アパレルに長く従事していても分野が異なるとなかなか原料の専門的知識を得る所まで入り込むことが出来ず、
生地のことを学んでみたいという気持ちをずいぶん長い間胸中に抱えたままにしてきた気がします。
川島テキスタイルスクールは、実はずっと前から行きたかった学校でしたが、さまざまな理由から
海外に暮らすことになり実現させることが難しく、やっとその機会を得ることができました。

生地を自分で作ることができるのなら、そして何かのきっかけになるのであればと、
前知識なく参加した講習でしたが、何もかもが新鮮で、すばらしい先生方とグループのメンバー、
勉強にどっぷりはまれる美しい自然環境に恵まれ、大変に充実した5日間を過ごすことができました。

アトリエの機材の充実さ、本科の学生さん達の真剣な学習態度に影響され、私達講習生も毎晩課題を続けました。

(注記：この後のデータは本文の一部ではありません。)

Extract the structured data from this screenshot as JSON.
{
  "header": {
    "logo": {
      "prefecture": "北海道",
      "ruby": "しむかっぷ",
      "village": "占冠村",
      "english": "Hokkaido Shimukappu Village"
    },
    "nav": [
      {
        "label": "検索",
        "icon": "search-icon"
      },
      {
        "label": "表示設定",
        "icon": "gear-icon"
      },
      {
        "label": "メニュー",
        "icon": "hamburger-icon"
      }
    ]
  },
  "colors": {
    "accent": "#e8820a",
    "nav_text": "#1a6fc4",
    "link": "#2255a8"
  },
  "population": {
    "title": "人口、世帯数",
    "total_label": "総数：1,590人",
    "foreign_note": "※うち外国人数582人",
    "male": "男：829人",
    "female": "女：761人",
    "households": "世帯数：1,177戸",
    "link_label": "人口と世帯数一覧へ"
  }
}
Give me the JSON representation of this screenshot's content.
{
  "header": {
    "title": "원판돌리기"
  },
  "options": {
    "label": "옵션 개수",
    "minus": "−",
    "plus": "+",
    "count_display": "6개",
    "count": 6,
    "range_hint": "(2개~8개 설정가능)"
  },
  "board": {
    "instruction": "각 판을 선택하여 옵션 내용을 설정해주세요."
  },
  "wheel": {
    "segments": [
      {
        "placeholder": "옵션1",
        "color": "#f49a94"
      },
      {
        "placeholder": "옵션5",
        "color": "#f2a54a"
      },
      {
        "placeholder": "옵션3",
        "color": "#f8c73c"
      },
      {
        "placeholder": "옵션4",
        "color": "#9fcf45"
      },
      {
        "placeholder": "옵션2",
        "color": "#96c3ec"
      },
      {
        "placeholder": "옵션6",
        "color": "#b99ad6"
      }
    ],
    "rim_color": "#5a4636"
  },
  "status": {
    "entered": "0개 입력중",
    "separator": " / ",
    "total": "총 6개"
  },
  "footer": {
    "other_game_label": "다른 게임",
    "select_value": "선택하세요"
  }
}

一本一本の横糸を自分の爪でひっかきながら一歩一歩柄を作っていくという、とてつもなく時間も手間もかかるのが
この綴れという技術だと分かり、講習後、生地を見る目が変わりました。あまりの奥の深さに眩暈がしそうですが、
生地というもの、生地を作るということに対する興味がますます沸いてきました。
何度も間違え、何度もやり直しする私を、暖かくサポートくださった先生とグループのメンバーに感謝しています。
またぜひ時間を作り、講習を受けたいと思っています。